Some treatments for people with inhibitors include the following:
Traditional immune tolerance induction therapy consists of once-daily doses of clotting factor into the vein. Continuous factor replacement therapy has been used as an alternative to traditional bolus dosing since the 1990s. Today, it is most often used peri-operatively to ensure hemostasis throughout a medical procedure and recovery, but it may also be prescribed to induce immune tolerance.
Continuous factor replacement at home is achieved by using a portable infusion pump. The infusion pump contains a small cartridge that holds the mixed clotting factor solution, and is typically changed out every day with a fresh dose. The pump is programmed to deliver the daily factor dose at steady levels over a 24-hour period. It is thought that, instead of a once-daily bolus dose of factor (which results in initial peak levels of factor levels that decrease throughout the day), a steady level of clotting factor over the same 24-hours might be more effective at overcoming an antibody response.

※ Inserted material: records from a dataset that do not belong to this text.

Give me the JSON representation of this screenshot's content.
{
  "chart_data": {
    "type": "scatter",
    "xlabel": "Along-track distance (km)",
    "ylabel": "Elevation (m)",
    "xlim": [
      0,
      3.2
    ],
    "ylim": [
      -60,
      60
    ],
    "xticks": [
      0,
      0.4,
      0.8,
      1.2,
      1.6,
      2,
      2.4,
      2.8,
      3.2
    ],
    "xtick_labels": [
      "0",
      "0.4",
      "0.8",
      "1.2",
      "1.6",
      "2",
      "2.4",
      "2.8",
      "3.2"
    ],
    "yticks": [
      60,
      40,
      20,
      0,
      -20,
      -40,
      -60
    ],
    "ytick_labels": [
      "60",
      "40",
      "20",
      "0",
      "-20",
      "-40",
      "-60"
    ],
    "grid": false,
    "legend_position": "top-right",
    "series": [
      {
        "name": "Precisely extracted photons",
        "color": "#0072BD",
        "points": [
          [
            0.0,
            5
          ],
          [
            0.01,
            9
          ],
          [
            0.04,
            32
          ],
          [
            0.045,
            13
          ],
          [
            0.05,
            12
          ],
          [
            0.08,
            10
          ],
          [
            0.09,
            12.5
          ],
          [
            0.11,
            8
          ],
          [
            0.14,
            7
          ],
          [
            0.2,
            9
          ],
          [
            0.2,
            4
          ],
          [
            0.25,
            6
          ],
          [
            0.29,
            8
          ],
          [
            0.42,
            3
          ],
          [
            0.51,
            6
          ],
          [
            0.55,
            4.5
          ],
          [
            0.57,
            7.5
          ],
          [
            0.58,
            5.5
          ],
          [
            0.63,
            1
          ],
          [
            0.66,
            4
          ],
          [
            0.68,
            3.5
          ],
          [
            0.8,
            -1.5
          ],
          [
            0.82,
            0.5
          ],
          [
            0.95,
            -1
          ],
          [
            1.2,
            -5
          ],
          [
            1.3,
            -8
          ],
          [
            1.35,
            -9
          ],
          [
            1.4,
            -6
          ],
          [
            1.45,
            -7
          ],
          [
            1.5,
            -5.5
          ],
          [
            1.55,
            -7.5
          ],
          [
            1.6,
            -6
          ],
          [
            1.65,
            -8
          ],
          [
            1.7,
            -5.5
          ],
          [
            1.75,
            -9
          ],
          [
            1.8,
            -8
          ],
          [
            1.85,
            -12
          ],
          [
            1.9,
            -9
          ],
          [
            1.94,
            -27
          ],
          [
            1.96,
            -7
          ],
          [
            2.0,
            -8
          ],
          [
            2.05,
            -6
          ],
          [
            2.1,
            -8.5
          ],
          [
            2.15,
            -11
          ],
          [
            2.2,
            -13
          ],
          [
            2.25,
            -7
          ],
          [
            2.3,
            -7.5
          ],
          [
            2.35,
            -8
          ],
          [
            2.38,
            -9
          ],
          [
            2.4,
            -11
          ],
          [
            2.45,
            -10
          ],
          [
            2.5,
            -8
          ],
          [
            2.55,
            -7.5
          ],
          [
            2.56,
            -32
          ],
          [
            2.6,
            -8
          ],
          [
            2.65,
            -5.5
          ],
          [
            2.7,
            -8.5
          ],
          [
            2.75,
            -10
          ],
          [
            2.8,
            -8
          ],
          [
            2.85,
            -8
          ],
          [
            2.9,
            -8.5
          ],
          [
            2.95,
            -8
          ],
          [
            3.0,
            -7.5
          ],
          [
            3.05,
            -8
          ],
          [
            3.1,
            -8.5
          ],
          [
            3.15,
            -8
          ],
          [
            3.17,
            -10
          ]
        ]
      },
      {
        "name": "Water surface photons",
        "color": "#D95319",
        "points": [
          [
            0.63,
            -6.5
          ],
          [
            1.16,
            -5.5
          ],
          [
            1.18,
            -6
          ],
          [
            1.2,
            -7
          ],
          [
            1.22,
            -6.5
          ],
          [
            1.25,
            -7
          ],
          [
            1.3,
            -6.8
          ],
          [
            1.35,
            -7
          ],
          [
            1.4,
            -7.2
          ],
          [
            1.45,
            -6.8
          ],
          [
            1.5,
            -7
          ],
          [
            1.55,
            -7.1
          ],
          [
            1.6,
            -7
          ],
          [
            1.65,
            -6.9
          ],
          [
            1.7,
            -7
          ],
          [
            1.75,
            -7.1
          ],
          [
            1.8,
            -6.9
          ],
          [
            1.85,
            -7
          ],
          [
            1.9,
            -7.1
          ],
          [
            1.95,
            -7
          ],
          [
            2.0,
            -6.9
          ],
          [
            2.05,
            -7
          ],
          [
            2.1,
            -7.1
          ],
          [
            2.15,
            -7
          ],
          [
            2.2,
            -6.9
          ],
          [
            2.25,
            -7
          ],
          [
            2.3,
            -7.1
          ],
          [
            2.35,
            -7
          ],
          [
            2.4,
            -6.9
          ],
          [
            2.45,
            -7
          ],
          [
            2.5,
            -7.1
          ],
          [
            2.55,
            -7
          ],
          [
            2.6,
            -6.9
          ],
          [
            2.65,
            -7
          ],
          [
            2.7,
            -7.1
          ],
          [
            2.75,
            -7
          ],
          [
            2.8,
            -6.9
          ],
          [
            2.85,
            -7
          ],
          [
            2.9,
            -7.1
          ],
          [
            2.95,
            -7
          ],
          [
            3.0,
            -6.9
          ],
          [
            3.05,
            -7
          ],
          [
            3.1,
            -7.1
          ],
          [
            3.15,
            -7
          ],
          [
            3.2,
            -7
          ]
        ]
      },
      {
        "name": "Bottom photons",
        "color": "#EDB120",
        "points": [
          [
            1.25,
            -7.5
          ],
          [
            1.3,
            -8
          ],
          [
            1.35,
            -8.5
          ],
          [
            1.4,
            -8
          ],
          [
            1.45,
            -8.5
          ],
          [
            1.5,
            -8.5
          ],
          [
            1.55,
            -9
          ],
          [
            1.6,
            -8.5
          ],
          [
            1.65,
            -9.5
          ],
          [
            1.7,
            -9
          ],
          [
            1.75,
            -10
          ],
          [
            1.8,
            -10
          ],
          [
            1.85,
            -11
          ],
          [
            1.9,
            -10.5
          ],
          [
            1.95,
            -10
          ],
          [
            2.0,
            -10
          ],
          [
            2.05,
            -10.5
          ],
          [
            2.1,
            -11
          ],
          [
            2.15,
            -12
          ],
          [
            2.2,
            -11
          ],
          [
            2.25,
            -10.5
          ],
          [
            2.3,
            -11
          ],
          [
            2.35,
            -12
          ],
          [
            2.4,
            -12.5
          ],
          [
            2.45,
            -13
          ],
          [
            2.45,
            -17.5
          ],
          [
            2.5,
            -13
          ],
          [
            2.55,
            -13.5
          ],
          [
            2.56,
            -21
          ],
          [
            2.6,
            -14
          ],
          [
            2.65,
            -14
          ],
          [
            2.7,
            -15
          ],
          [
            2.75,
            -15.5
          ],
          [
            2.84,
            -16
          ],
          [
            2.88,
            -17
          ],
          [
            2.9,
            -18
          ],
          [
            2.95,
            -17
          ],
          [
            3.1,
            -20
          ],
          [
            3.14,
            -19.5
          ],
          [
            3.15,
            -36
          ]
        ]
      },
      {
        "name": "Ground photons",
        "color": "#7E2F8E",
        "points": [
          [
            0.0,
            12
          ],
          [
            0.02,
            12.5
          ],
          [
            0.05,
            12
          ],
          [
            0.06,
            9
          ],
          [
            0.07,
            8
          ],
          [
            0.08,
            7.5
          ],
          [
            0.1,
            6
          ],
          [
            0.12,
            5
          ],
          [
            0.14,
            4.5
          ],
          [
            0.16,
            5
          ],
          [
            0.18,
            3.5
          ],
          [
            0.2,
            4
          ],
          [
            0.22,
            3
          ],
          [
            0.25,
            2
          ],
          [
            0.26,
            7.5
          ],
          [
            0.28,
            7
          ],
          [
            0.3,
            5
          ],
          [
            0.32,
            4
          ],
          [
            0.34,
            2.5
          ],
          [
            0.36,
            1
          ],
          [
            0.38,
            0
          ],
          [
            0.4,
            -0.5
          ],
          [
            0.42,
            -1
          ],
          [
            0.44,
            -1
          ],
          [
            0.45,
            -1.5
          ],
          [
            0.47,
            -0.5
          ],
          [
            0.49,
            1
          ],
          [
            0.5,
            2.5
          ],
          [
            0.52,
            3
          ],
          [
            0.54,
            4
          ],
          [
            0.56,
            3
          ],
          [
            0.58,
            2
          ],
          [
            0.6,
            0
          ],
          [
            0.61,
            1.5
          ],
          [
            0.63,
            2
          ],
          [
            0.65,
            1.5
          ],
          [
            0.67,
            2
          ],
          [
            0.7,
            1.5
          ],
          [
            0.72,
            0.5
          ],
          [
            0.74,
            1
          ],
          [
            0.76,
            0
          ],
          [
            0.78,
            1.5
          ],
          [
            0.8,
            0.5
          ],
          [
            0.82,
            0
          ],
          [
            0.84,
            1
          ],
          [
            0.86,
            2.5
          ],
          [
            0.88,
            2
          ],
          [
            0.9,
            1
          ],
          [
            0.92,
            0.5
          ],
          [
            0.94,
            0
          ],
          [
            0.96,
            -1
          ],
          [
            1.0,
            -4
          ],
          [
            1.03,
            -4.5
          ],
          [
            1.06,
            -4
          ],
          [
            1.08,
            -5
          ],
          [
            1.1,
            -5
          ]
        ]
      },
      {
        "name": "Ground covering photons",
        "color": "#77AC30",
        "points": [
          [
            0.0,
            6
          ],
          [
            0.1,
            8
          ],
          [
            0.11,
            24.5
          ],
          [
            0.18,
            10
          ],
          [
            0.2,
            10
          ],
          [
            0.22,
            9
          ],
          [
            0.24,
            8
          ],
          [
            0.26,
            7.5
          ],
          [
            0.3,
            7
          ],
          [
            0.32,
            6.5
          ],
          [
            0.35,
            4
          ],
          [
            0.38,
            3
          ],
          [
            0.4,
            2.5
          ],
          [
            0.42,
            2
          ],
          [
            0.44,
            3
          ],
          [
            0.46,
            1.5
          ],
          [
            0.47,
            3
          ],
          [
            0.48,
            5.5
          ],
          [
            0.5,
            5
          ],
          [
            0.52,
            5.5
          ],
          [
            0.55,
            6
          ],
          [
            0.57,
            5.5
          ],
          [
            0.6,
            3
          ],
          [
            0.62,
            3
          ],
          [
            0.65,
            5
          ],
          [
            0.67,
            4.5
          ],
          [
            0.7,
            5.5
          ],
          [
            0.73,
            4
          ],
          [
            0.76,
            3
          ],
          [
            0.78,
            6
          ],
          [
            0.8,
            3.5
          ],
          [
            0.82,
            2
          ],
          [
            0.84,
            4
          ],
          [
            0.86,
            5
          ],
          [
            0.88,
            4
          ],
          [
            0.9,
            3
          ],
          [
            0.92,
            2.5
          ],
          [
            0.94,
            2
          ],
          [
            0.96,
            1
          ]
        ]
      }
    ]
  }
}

Sometimes referred to as “co-protein” or “whole molecule” products, clotting factor products that contain both the factor VIII (FVIII) and von Willebrand factor (VWF) proteins have been used with some success at tolerizing hard-to-treat factor VIII inhibitors. Moreover, some researchers suggest that FVIII/VWF products may shorten the duration of immune tolerance therapy.
In nature, von Willebrand factor is bound to factor VIII on the same binding sites as those that are targeted by some inhibitors. In other words, VWF effectively blocks the antibody from attacking FVIII. Researchers, therefore, believe that FVIII/VWF products may be a viable treatment option for some, especially where immune tolerance induction has failed with a recombinant or monoclonal factor VIII product.
For people with inhibitors, the bypassing agent, FEIBA NF (from Baxter Healthcare), is commonly prescribed for treating bleeds. Moreover, recent research shows that treating prophylactically with FEIBA NF can significantly reduce the frequency of bleeds in severe hemophilia A patients with inhibitors. http://www.feiba.com/hcp/prophylaxis.html »
Rituxan (rituximab), from Genentech and Biogen Idec, is a genetically engineered antibody, designed to attach to the B cell, which is a type of lymphocyte (or white blood cell) that plays a significant role in the body’s immunity. Rituxan attaches to a specific receptor site on the B-lymphocyte, called CD20. It is hypothesized that Rituxan may help to reduce the immune response of an inhibitor to factor and possibly “reset” the immune system. The mechanism of action as it relates to the FVIII/FIX inhibitor is unknown and research continues.
Rituxan is a prescription medicine. It is not a chemotherapy medicine; however, it has been used in conjunction with chemotherapy, immunoglobulin therapy and/or prednisone. Rituxan is usually given with immune tolerance therapy or concurrent factor infusions. Rituxan is administered intravenously and may result in a variety of side effects, including allergic reactions.